Maiden don’t really do playing it safe. The voices of critics who seem to want to consign the band to an endless 1980s time loop are always disproportionately loud and ignore the fact that Maiden have never played the nostalgia game. Beginning with frontman Bruce Dickinson’s return to the band in 1999, Maiden have embarked on the most successful phase of their career whilst fully indulging their progressive tendencies and eschewing compact, catchy numbers like Run to the Hills and The Trooper; the sort of material the 80s trolls obsess over. Maiden have never been bigger and it’s all been on their own terms. In that light, this album is exactly the sort of full-on prog-a-thon they were always going to write. Why would they even dream of doing anything else?
The Final Frontier is the longest album of a long career but there’s barely a minute wasted. There are more ideas here than many bands manage in their entire career, but in inimitable Maiden style, it’s woven together beautifully. Released in advance of the album, the single El Dorado is misleading. It’s a solid if unspectacular effort, a comfortable mid-album track rather than a spanking showpiece. But even the band’s best albums contain small amounts of filler and this forgettable effort is forgivable. It’s certainly not typical of the album as a whole. Satellite 15... The Final Frontier opens proceedings with no small amount of melodrama, setting the scene for a series of truly gargantuan epics.
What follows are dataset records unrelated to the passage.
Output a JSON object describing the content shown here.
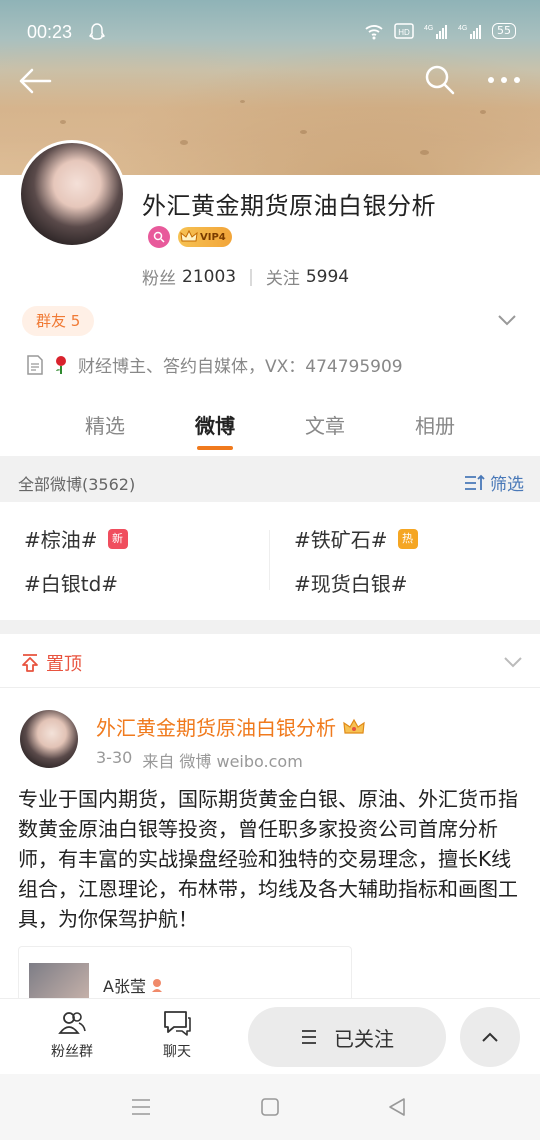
{
  "status_bar": {
    "time": "00:23",
    "battery": "55"
  },
  "profile": {
    "name": "外汇黄金期货原油白银分析",
    "vip_label": "VIP4",
    "fans_label": "粉丝",
    "fans_count": "21003",
    "follow_label": "关注",
    "follow_count": "5994",
    "group_chip": "群友 5",
    "bio": "财经博主、答约自媒体，VX：474795909"
  },
  "tabs": [
    {
      "label": "精选"
    },
    {
      "label": "微博"
    },
    {
      "label": "文章"
    },
    {
      "label": "相册"
    }
  ],
  "active_tab": "微博",
  "feed_header": {
    "all_posts": "全部微博(3562)",
    "filter": "筛选"
  },
  "hashtags": [
    {
      "label": "#棕油#",
      "badge": "新",
      "badge_color": "#f04e5e"
    },
    {
      "label": "#铁矿石#",
      "badge": "热",
      "badge_color": "#f5a623"
    },
    {
      "label": "#白银td#"
    },
    {
      "label": "#现货白银#"
    }
  ],
  "pinned": {
    "label": "置顶"
  },
  "post": {
    "author": "外汇黄金期货原油白银分析",
    "date": "3-30",
    "source": "来自 微博 weibo.com",
    "text": "专业于国内期货，国际期货黄金白银、原油、外汇货币指数黄金原油白银等投资，曾任职多家投资公司首席分析师，有丰富的实战操盘经验和独特的交易理念，擅长K线组合，江恩理论，布林带，均线及各大辅助指标和画图工具，为你保驾护航！",
    "card_name": "A张莹"
  },
  "bottom_bar": {
    "fans_group": "粉丝群",
    "chat": "聊天",
    "followed": "已关注"
  },
  "colors": {
    "accent_orange": "#f07a1d",
    "link_blue": "#4a79b8",
    "pinned_red": "#e8533f"
  }
}
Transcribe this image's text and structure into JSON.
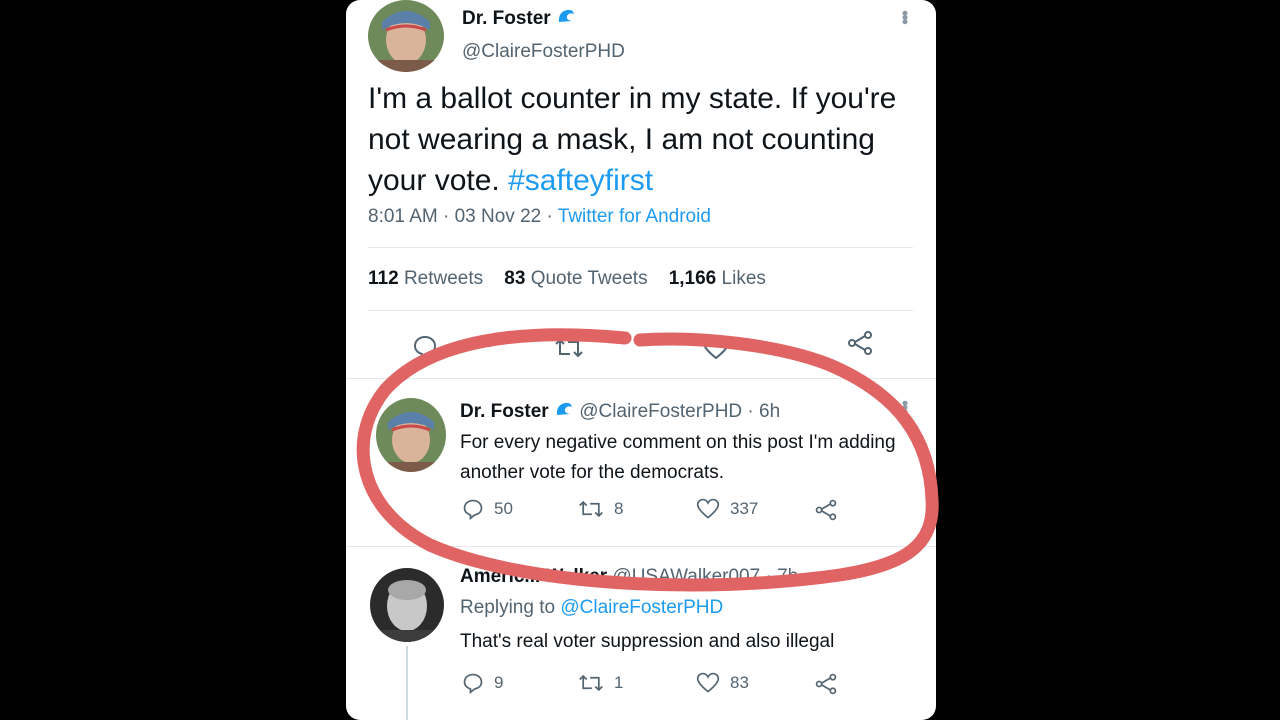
{
  "main_tweet": {
    "display_name": "Dr. Foster",
    "badge_icon": "wave-icon",
    "handle": "@ClaireFosterPHD",
    "text_body": "I'm a ballot counter in my state. If you're not wearing a mask, I am not counting your vote.",
    "hashtag": "#safteyfirst",
    "time": "8:01 AM",
    "date": "03 Nov 22",
    "sep": "·",
    "source": "Twitter for Android",
    "stats": {
      "retweets_count": "112",
      "retweets_label": "Retweets",
      "quotes_count": "83",
      "quotes_label": "Quote Tweets",
      "likes_count": "1,166",
      "likes_label": "Likes"
    }
  },
  "reply_tweet": {
    "display_name": "Dr. Foster",
    "handle": "@ClaireFosterPHD",
    "age": "· 6h",
    "text": "For every negative comment on this post I'm adding another vote for the democrats.",
    "replies": "50",
    "retweets": "8",
    "likes": "337"
  },
  "third_tweet": {
    "display_name": "Americ... Walker",
    "handle": "@USAWalker007 · 7h",
    "replying_to_label": "Replying to",
    "replying_to_handle": "@ClaireFosterPHD",
    "text": "That's real voter suppression and also illegal",
    "replies": "9",
    "retweets": "1",
    "likes": "83"
  },
  "colors": {
    "annotation_red": "#e06464",
    "link_blue": "#1d9bf0"
  }
}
The mid-paced stomp Mother of Mercy, lighter-waving ballad Coming Home and up-tempo headbanger The Alchemist are all classic Maiden and make for an exciting prelude. The meat of the matter, however, is found in the sheer immensity of the second half. Loaded with changes in tempo and tone, restlessly twisting and turning, from Isle of Avalon to When the Wild Wind Blows, this is Iron Maiden truly living their purpose. No compromises, just complexities and challenges and more moments of brilliance than perhaps even they thought they still had left in them. A remarkable achievement.